Dans la mesure où le symptôme est un signe, il n’échappe pas lui non plus à la tentation classificatoire, par ailleurs légitime. Dans le sillage de la médecine, le domaine des relations humaines est ainsi décomposé en « troubles comportementaux », psychiatriques ou non, qui font l’objet d’une classification de plus en plus précise, rassemblée à l’Initiative de l’Association Psychiatrique américaine dans le DSM-5, dernier manuel en date (2015). Nos comportements et nos difficultés, passagères ou non, problématiques ou non, deviennent des pathologies signalées, en augmentation constante, susceptibles de médicalisation ou de traitement, voire d’enfermement. L’homosexualité était ainsi considérée comme une pathologie psychiatrique jusqu’en 1973 (DSM-3) aux USA et jusqu’en 1987 pour la France (sa traduction). Les sciences médicales ne sont pas toujours en avance sur leur époque ; elles en  reflètent parfois les préjugés.

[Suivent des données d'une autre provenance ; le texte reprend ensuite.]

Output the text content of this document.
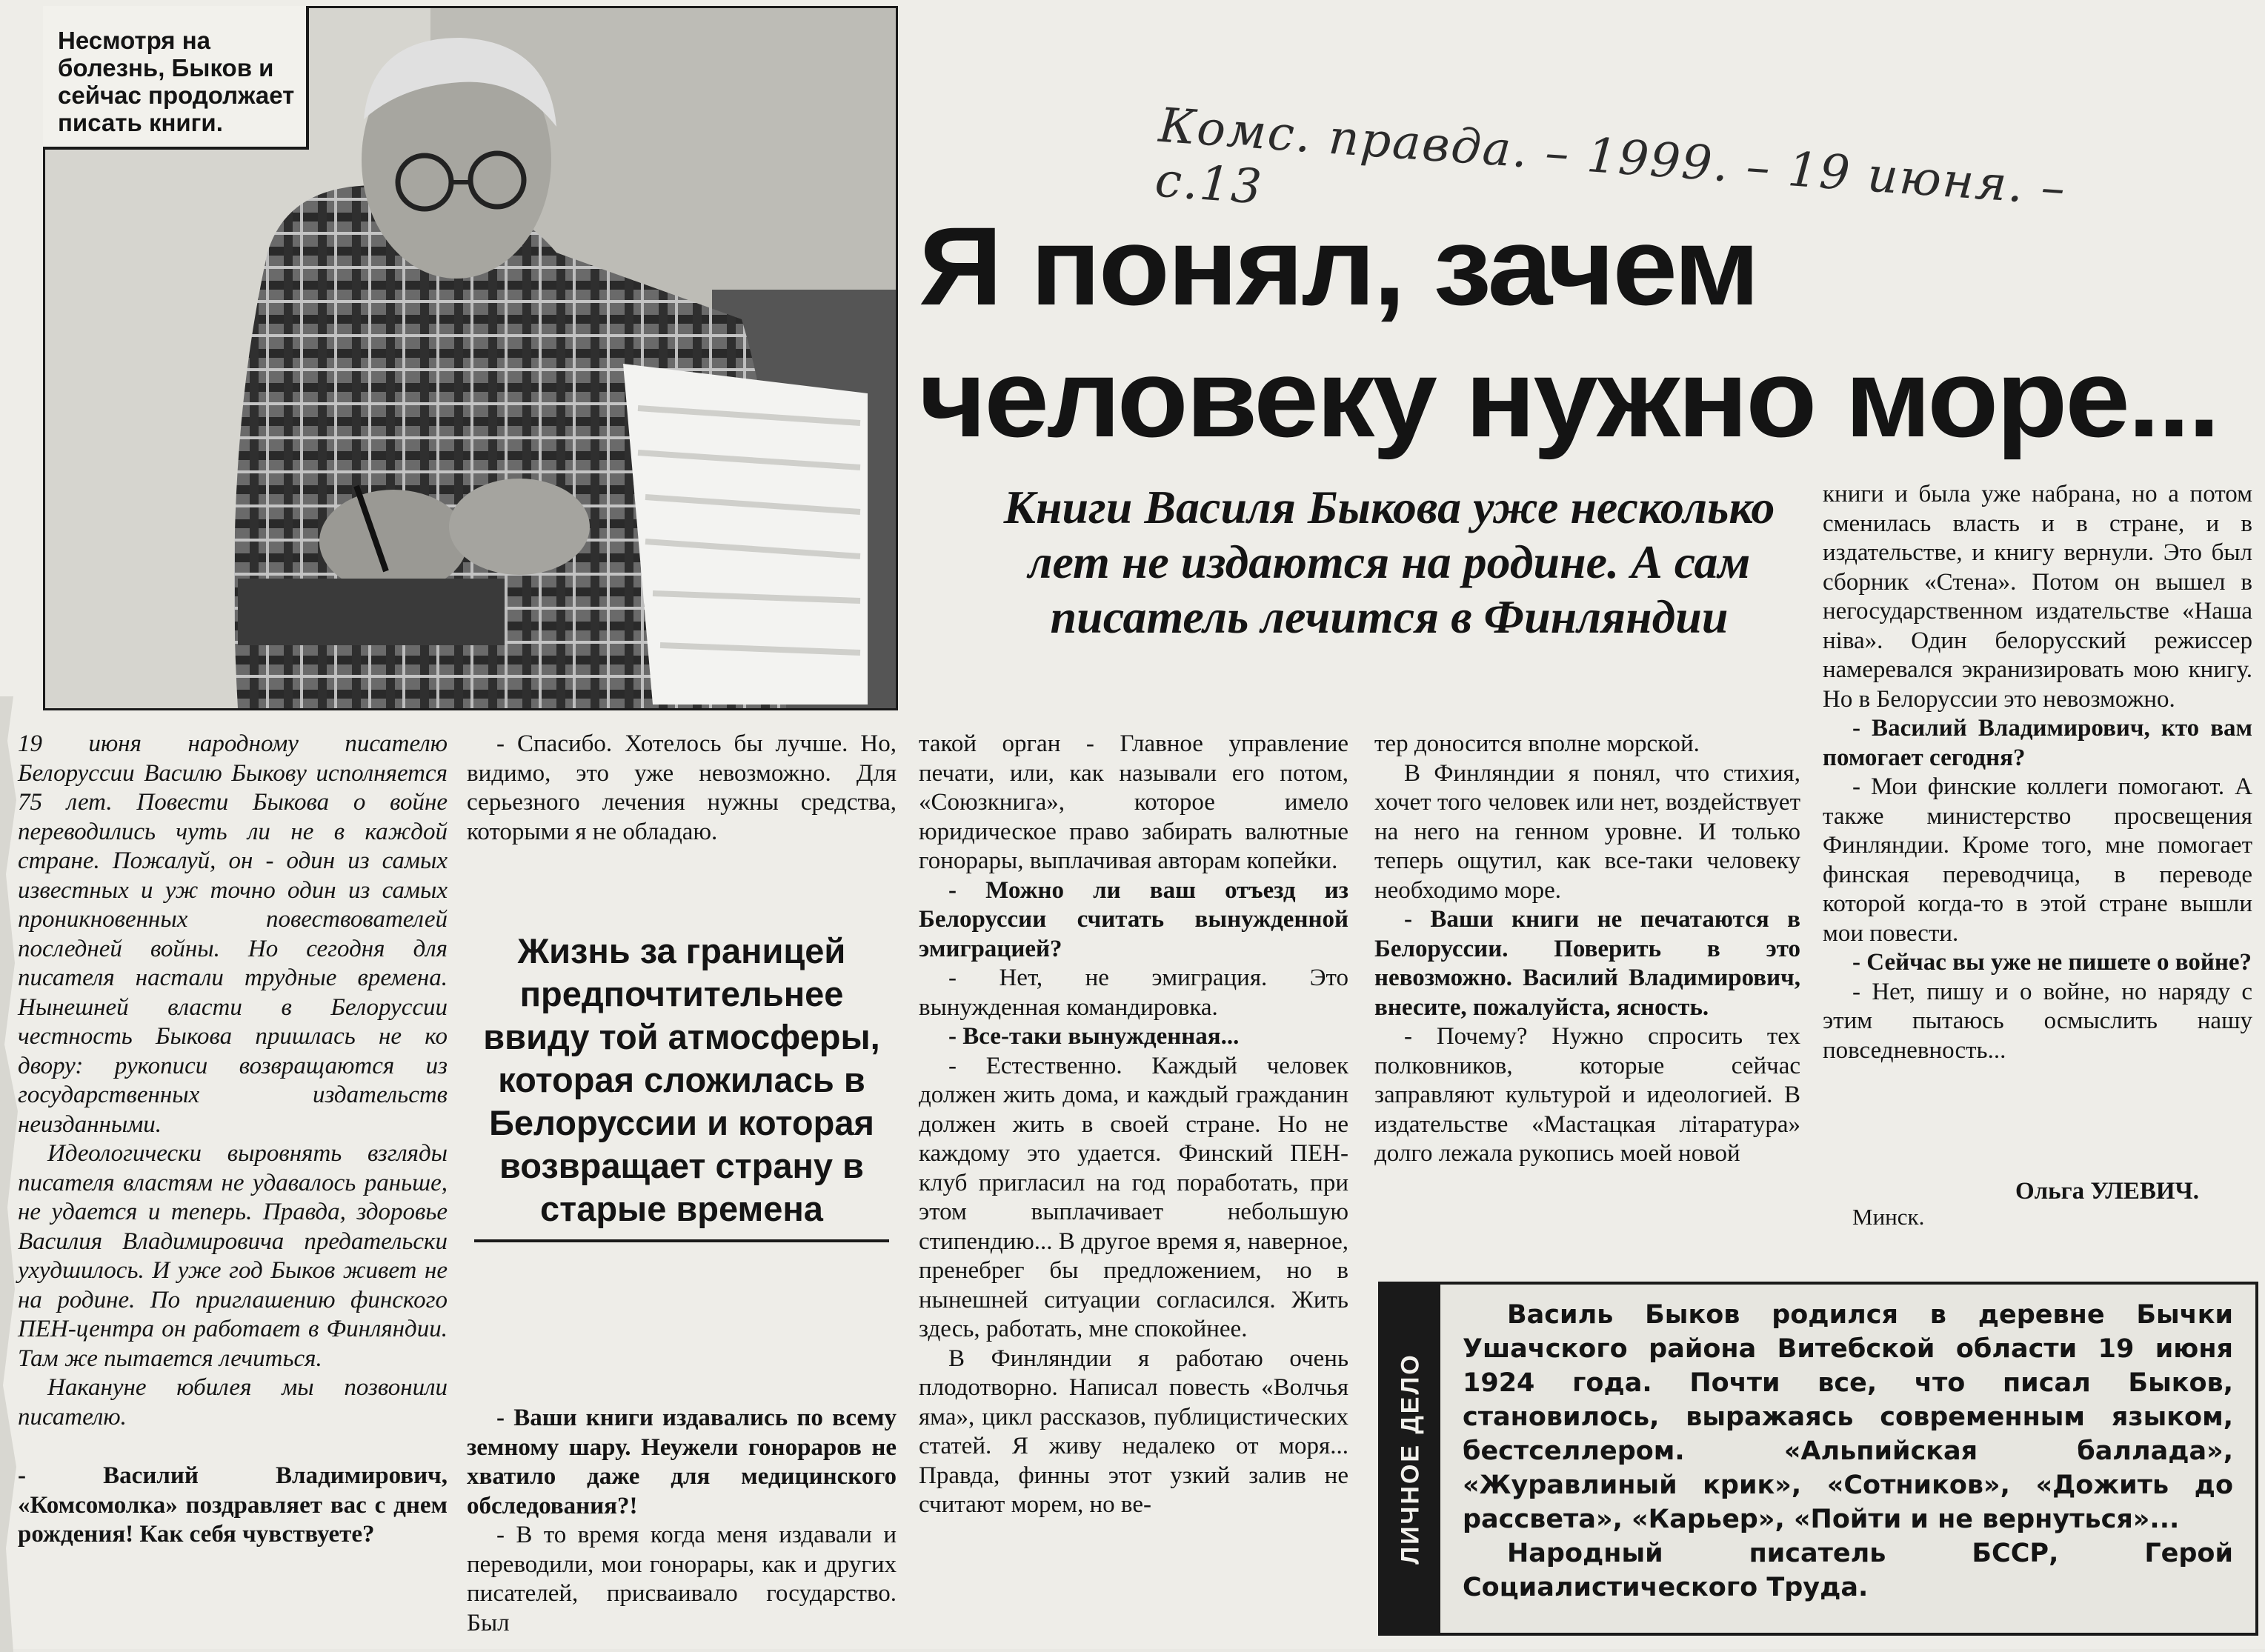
Несмотря на болезнь, Быков и сейчас продолжает писать книги.	Комс. правда. – 1999. – 19 июня. – с.13
Я понял, зачем
человеку нужно море...
Книги Василя Быкова уже несколько лет не издаются на родине. А сам писатель лечится в Финляндии

19 июня народному писателю Белоруссии Василю Быкову исполняется 75 лет. Повести Быкова о войне переводились чуть ли не в каждой стране. Пожалуй, он - один из самых известных и уж точно один из самых проникновенных повествователей последней войны. Но сегодня для писателя настали трудные времена. Нынешней власти в Белоруссии честность Быкова пришлась не ко двору: рукописи возвращаются из государственных издательств неизданными.

Идеологически выровнять взгляды писателя властям не удавалось раньше, не удается и теперь. Правда, здоровье Василия Владимировича предательски ухудшилось. И уже год Быков живет не на родине. По приглашению финского ПЕН-центра он работает в Финляндии. Там же пытается лечиться.

Накануне юбилея мы позвонили писателю.

- Василий Владимирович, «Комсомолка» поздравляет вас с днем рождения! Как себя чувствуете?

- Спасибо. Хотелось бы лучше. Но, видимо, это уже невозможно. Для серьезного лечения нужны средства, которыми я не обладаю.

Жизнь за границей предпочтительнее ввиду той атмосферы, которая сложилась в Белоруссии и которая возвращает страну в старые времена

- Ваши книги издавались по всему земному шару. Неужели гонораров не хватило даже для медицинского обследования?!

- В то время когда меня издавали и переводили, мои гонорары, как и других писателей, присваивало государство. Был

такой орган - Главное управление печати, или, как называли его потом, «Союзкнига», которое имело юридическое право забирать валютные гонорары, выплачивая авторам копейки.

- Можно ли ваш отъезд из Белоруссии считать вынужденной эмиграцией?

- Нет, не эмиграция. Это вынужденная командировка.

- Все-таки вынужденная...

- Естественно. Каждый человек должен жить дома, и каждый гражданин должен жить в своей стране. Но не каждому это удается. Финский ПЕН-клуб пригласил на год поработать, при этом выплачивает небольшую стипендию... В другое время я, наверное, пренебрег бы предложением, но в нынешней ситуации согласился. Жить здесь, работать, мне спокойнее.

В Финляндии я работаю очень плодотворно. Написал повесть «Волчья яма», цикл рассказов, публицистических статей. Я живу недалеко от моря... Правда, финны этот узкий залив не считают морем, но ве-

тер доносится вполне морской.

В Финляндии я понял, что стихия, хочет того человек или нет, воздействует на него на генном уровне. И только теперь ощутил, как все-таки человеку необходимо море.

- Ваши книги не печатаются в Белоруссии. Поверить в это невозможно. Василий Владимирович, внесите, пожалуйста, ясность.

- Почему? Нужно спросить тех полковников, которые сейчас заправляют культурой и идеологией. В издательстве «Мастацкая літаратура» долго лежала рукопись моей новой

книги и была уже набрана, но а потом сменилась власть и в стране, и в издательстве, и книгу вернули. Это был сборник «Стена». Потом он вышел в негосударственном издательстве «Наша ніва». Один белорусский режиссер намеревался экранизировать мою книгу. Но в Белоруссии это невозможно.

- Василий Владимирович, кто вам помогает сегодня?

- Мои финские коллеги помогают. А также министерство просвещения Финляндии. Кроме того, мне помогает финская переводчица, в переводе которой когда-то в этой стране вышли мои повести.

- Сейчас вы уже не пишете о войне?

- Нет, пишу и о войне, но наряду с этим пытаюсь осмыслить нашу повседневность...

Ольга УЛЕВИЧ.
Минск.
ЛИЧНОЕ ДЕЛО

Василь Быков родился в деревне Бычки Ушачского района Витебской области 19 июня 1924 года. Почти все, что писал Быков, становилось, выражаясь современным языком, бестселлером. «Альпийская баллада», «Журавлиный крик», «Сотников», «Дожить до рассвета», «Карьер», «Пойти и не вернуться»...

Народный писатель БССР, Герой Социалистического Труда.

D’une manière plus générale, cet intérêt pour le décryptage des attitudes sociales ou anti-sociales rappelle que la communication entre personnes relève d’au moins deux niveaux : le niveau social et langagier, codifié et ritualisé, d’une part ; le niveau psychologique et émotionnel, physique et incontrôlable, d’autre part.

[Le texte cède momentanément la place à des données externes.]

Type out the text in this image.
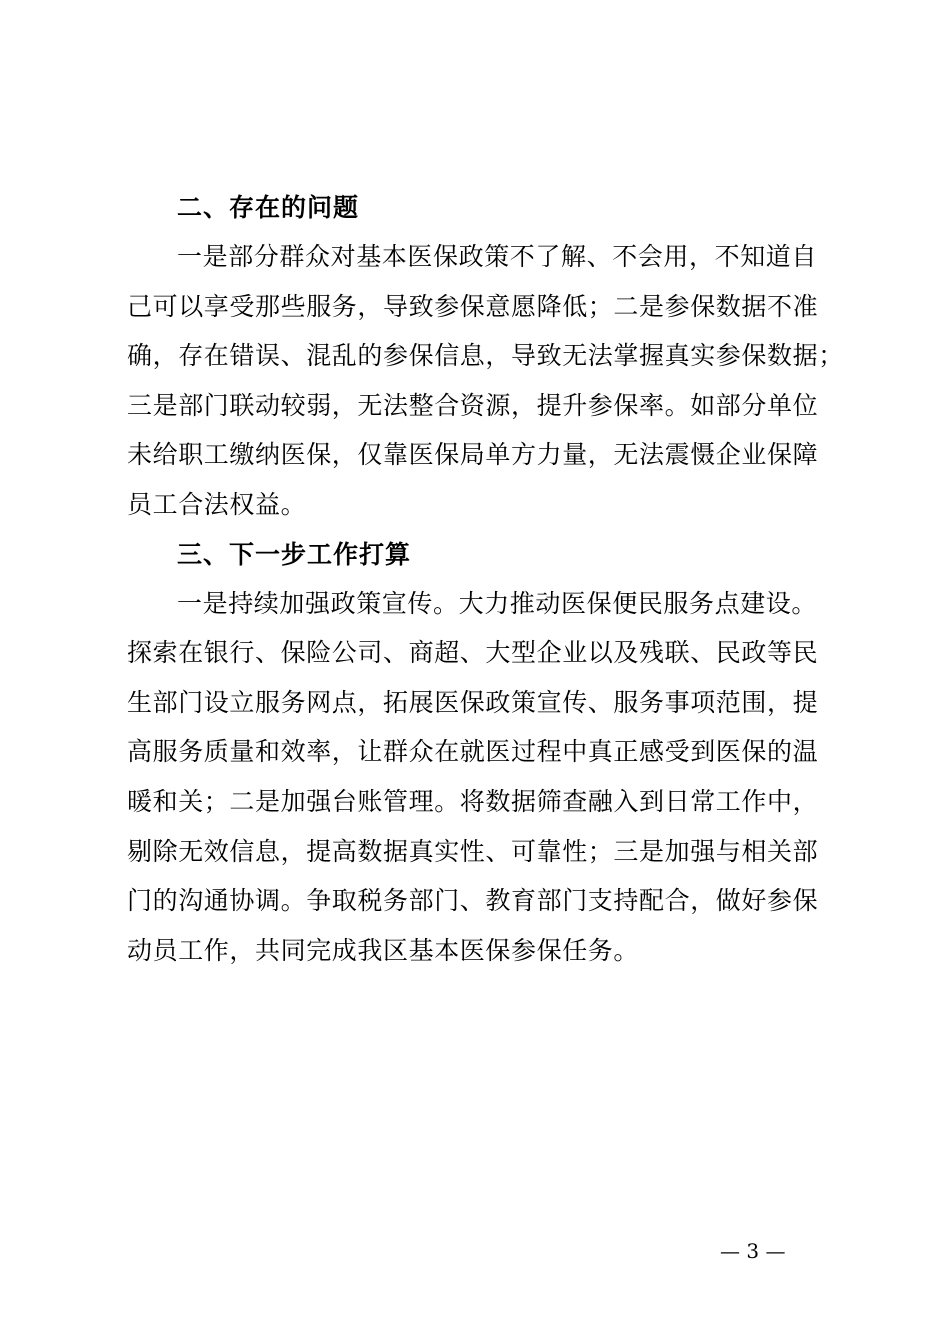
二、存在的问题

一是部分群众对基本医保政策不了解、不会用，不知道自
己可以享受那些服务，导致参保意愿降低；二是参保数据不准
确，存在错误、混乱的参保信息，导致无法掌握真实参保数据；
三是部门联动较弱，无法整合资源，提升参保率。如部分单位
未给职工缴纳医保，仅靠医保局单方力量，无法震慑企业保障
员工合法权益。

三、下一步工作打算

一是持续加强政策宣传。大力推动医保便民服务点建设。
探索在银行、保险公司、商超、大型企业以及残联、民政等民
生部门设立服务网点，拓展医保政策宣传、服务事项范围，提
高服务质量和效率，让群众在就医过程中真正感受到医保的温
暖和关；二是加强台账管理。将数据筛查融入到日常工作中，
剔除无效信息，提高数据真实性、可靠性；三是加强与相关部
门的沟通协调。争取税务部门、教育部门支持配合，做好参保
动员工作，共同完成我区基本医保参保任务。

— 3 —
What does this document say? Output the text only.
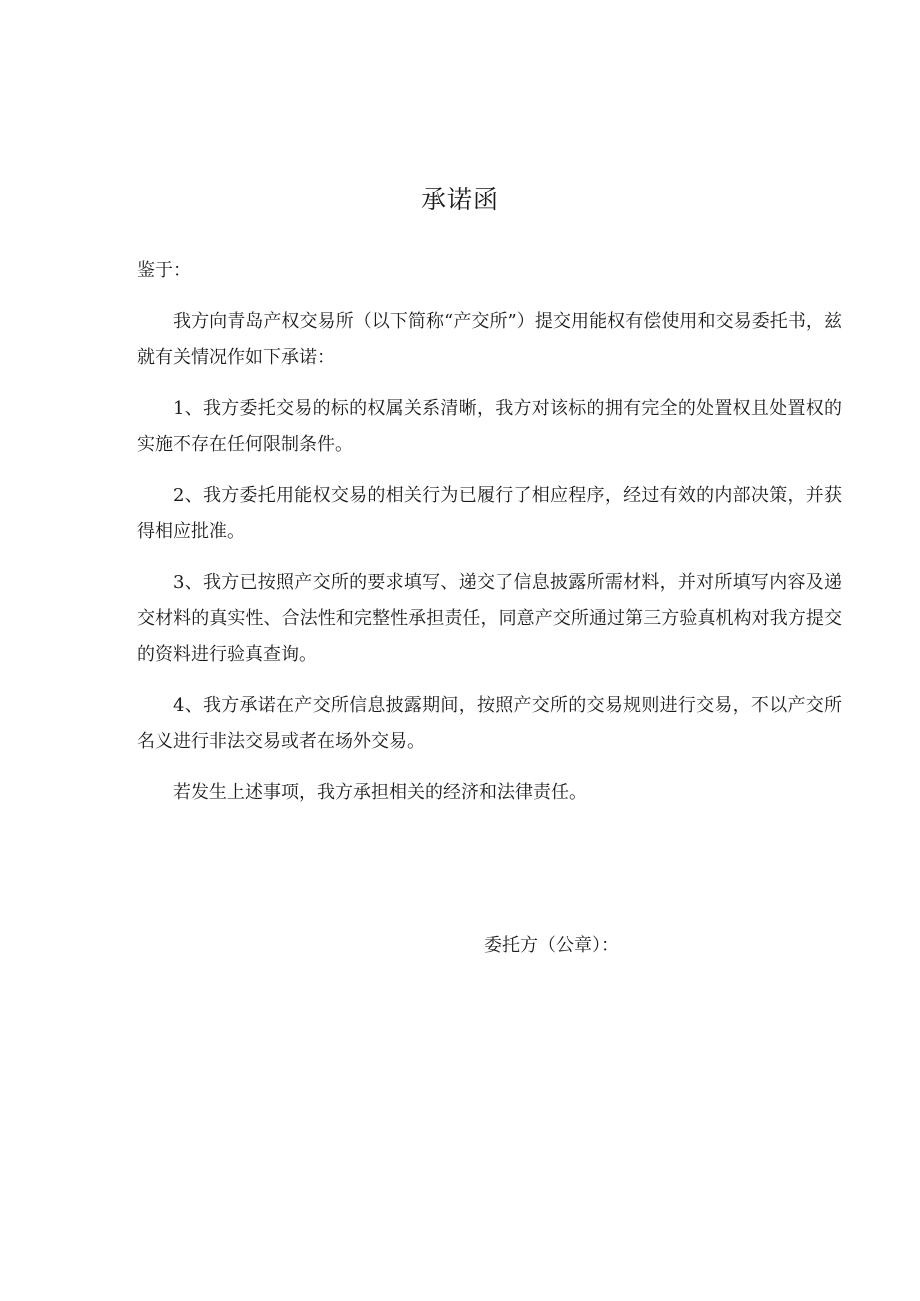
承诺函

鉴于：

我方向青岛产权交易所（以下简称“产交所”）提交用能权有偿使用和交易委托书，兹就有关情况作如下承诺：

1、我方委托交易的标的权属关系清晰，我方对该标的拥有完全的处置权且处置权的实施不存在任何限制条件。

2、我方委托用能权交易的相关行为已履行了相应程序，经过有效的内部决策，并获得相应批准。

3、我方已按照产交所的要求填写、递交了信息披露所需材料，并对所填写内容及递交材料的真实性、合法性和完整性承担责任，同意产交所通过第三方验真机构对我方提交的资料进行验真查询。

4、我方承诺在产交所信息披露期间，按照产交所的交易规则进行交易，不以产交所名义进行非法交易或者在场外交易。

若发生上述事项，我方承担相关的经济和法律责任。

委托方（公章）：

5. La communication non-verbale involontaire, au même titre qu’un lapsus, me semble intéressante quand elle signale un décalage entre la parole et le signe non-verbal, à la condition expresse de ne pas prendre les gens au geste comme on les prendrait au mot.

– Comment vas-tu ?
– Ça va (dit avec tristesse).

Il est alors possible d’en tenir compte dans la conversation pour en faciliter le déroulement, sans vouloir pour autant réduire son interlocuteur à ses mots ou à ses gestes ni vouloir le contraindre à dévoiler ce qu’il ne souhaite pas dire. Consciemment ou non, l’observateur cherche à prendre le pouvoir sur l’autre, qui alors se sens piégé. Le premier est en observation comme d’autres sont en embuscade. Il me semble que nos vies méritent autant de vigilance que de générosité.

6. Plusieurs études américaines, dont l’une émanent de La Society for Personnal and Social Psychology (SPSP, à Austin, Texas), spécialisée dans le domaine des impressions spontanées, ont montré que « Les premières impressions permettent de caractériser une personne à partir de traits marquants qui influencent la construction, dans notre esprit, d’une personnalité entière. Par exemple, si une personne vous sourit dans la rue, vous allez la trouver sympathique et vous allez supposer qu’elle est gentille, généreuse. Les premières impressions mènent à une construction subjective de la personnalité », déclare Gustave Nicolas-Fischer, psychologue et professeur à l’université de Montréal et de Genève au Figaro (édition du 21 février 2014).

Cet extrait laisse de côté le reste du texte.